Compilation album by Bette Midler
- Released: November 22, 2010
- Recorded: 1973–2006
- Length: 51:27
- Label: Rhino; Warner Music UK;

Bette Midler chronology
| Jackpot! The Best Bette (2008) | Memories of You (2010) | It's the Girls! (2014) |

= Memories of You (album) =

Memories of You is a collection of traditional pop standards recorded by American singer Bette Midler between 1973 and 2006. The compilation was released by Rhino Entertainment on November 22, 2010, in the United Kingdom and was certified silver by British Phonographic Industry (BPI).

==Critical reception==

AllMusic editor Jon O'Brien called Memories of You "the ideal chance to showcase her uncanny ability to interpret material from any period, and in the process provides an intriguing musical history lesson for those not fully acquainted with the '30s/'40s American classics."

Professional ratings
Review scores
| Source | Rating |
| Allmusic | Star Half star |
| Daily Express | Star |

==Track listing==
1. "For All We Know"
  - From 1991 album For the Boys
2. "Come Rain or Come Shine"
  - From 1991 album For the Boys
3. "I Remember You"
  - From 1991 album For the Boys
4. "He Was Too Good to Me / Since You Stayed Here"
  - From 1990 album Some People's Lives
5. "The Folks Who Live on the Hill"
  - From 2005 album Bette Midler Sings the Peggy Lee Songbook
6. "What Are You Doing New Year's Eve"
  - From 2006 album Cool Yule
7. "He Needs Me"
  - From 2005 album Bette Midler Sings the Peggy Lee Songbook (Barnes and Noble edition)
8. "One for My Baby (and One More for the Road)"
  - Recorded and aired on The Tonight Show Starring Johnny Carson on May 21, 1992. Appears on the 1993 album Experience the Divine: Greatest Hits
9. "Mr.
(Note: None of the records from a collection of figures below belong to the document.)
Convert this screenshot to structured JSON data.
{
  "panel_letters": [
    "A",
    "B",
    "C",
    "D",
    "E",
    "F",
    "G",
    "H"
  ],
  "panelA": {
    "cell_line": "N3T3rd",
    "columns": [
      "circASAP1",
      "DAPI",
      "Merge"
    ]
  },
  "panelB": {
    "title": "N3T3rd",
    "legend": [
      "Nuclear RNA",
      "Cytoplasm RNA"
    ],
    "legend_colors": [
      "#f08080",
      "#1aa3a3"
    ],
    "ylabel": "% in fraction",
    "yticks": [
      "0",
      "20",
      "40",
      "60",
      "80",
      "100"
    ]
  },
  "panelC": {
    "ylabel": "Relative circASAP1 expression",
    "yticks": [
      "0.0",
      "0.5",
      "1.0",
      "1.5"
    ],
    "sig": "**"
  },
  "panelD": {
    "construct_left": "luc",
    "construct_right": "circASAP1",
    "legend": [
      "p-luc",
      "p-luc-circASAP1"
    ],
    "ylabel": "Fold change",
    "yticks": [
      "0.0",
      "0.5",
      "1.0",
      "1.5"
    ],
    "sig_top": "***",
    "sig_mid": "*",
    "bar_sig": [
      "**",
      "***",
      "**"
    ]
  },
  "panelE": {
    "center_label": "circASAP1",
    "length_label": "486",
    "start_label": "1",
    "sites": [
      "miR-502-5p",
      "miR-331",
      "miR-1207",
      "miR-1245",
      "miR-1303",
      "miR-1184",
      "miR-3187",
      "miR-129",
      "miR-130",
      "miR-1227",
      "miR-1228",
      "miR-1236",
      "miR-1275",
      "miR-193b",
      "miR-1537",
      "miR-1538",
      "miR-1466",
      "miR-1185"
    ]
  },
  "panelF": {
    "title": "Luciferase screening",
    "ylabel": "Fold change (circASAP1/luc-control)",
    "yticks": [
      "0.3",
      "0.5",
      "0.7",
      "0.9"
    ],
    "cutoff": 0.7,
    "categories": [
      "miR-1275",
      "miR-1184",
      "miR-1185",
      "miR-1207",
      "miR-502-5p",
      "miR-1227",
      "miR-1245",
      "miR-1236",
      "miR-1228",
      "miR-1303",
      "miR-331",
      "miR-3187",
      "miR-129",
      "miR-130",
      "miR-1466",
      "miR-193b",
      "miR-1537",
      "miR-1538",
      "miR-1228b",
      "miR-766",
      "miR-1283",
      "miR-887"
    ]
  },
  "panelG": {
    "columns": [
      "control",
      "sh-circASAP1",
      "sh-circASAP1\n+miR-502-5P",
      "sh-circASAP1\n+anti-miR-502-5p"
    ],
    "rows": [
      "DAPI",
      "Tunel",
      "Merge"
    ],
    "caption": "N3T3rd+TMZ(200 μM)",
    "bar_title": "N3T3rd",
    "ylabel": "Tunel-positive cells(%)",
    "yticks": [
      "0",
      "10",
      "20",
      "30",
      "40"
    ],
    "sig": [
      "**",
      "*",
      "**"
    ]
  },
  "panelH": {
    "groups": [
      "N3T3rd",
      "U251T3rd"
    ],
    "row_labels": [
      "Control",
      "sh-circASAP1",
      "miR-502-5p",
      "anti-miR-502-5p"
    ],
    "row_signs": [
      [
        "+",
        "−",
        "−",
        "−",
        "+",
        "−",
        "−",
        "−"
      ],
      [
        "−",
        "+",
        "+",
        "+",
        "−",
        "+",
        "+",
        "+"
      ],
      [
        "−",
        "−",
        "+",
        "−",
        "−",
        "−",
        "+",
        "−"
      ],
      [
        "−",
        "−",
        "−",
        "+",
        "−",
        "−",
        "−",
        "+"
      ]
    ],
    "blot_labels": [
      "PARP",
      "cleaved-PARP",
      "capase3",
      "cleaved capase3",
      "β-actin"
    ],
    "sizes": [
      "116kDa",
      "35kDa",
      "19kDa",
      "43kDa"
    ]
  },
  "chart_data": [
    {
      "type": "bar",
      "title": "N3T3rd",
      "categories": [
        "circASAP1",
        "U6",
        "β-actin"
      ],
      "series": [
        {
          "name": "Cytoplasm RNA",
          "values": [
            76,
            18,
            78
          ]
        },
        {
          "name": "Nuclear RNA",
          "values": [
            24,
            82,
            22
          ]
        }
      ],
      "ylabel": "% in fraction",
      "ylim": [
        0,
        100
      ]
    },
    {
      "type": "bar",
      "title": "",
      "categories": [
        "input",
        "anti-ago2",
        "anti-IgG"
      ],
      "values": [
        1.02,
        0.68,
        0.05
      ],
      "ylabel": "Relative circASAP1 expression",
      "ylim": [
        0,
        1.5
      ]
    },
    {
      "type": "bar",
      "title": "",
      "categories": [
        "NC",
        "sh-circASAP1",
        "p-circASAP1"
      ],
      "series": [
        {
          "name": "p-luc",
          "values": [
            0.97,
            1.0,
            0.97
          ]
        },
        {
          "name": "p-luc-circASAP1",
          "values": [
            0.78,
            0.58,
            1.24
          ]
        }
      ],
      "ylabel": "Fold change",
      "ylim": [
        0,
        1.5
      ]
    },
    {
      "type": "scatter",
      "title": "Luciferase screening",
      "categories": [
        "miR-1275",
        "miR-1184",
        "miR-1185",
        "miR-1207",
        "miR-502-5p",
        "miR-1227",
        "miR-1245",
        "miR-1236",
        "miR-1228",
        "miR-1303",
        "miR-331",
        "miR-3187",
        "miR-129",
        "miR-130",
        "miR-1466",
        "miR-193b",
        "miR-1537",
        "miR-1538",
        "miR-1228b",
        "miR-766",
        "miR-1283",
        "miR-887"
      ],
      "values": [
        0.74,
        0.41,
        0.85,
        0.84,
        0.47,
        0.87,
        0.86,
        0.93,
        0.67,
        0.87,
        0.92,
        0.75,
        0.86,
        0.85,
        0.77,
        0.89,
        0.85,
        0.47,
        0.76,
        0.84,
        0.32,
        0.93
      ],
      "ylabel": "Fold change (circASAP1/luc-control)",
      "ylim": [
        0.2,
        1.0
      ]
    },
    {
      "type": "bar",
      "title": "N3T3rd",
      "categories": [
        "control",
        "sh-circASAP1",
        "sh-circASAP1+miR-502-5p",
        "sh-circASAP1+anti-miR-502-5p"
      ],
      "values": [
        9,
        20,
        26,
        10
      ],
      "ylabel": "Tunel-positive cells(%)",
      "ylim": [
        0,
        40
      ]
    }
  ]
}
Wonderful"
  - From 2005 album Bette Midler Sings the Peggy Lee Songbook
10. "Drinking Again"
  - From 1973 album Bette Midler
11. "Memories of You"
  - From 2003 album Bette Midler Sings the Rosemary Clooney Songbook
12. "Dreamland"
  - From 1991 album For the Boys
13. "P.S. I Love You"
  - From 1991 album For the Boys
14. "Is That All There Is?"
  - From 2005 album Bette Midler Sings the Peggy Lee Songbook

==Charts==

Weekly chart performance for Memories of You
| Chart (2010) | Peak position |
|---|---|
| Irish Albums (IRMA) | 63 |
| Scottish Albums (OCC) | 44 |
| UK Albums (OCC) | 45 |

==Certifications and sales==

Certifications for Memories of You
| Region | Certification | Certified units/sales |
| United Kingdom (BPI) | Silver | 60,000^{^} |
^{^} Shipments figures based on certification alone.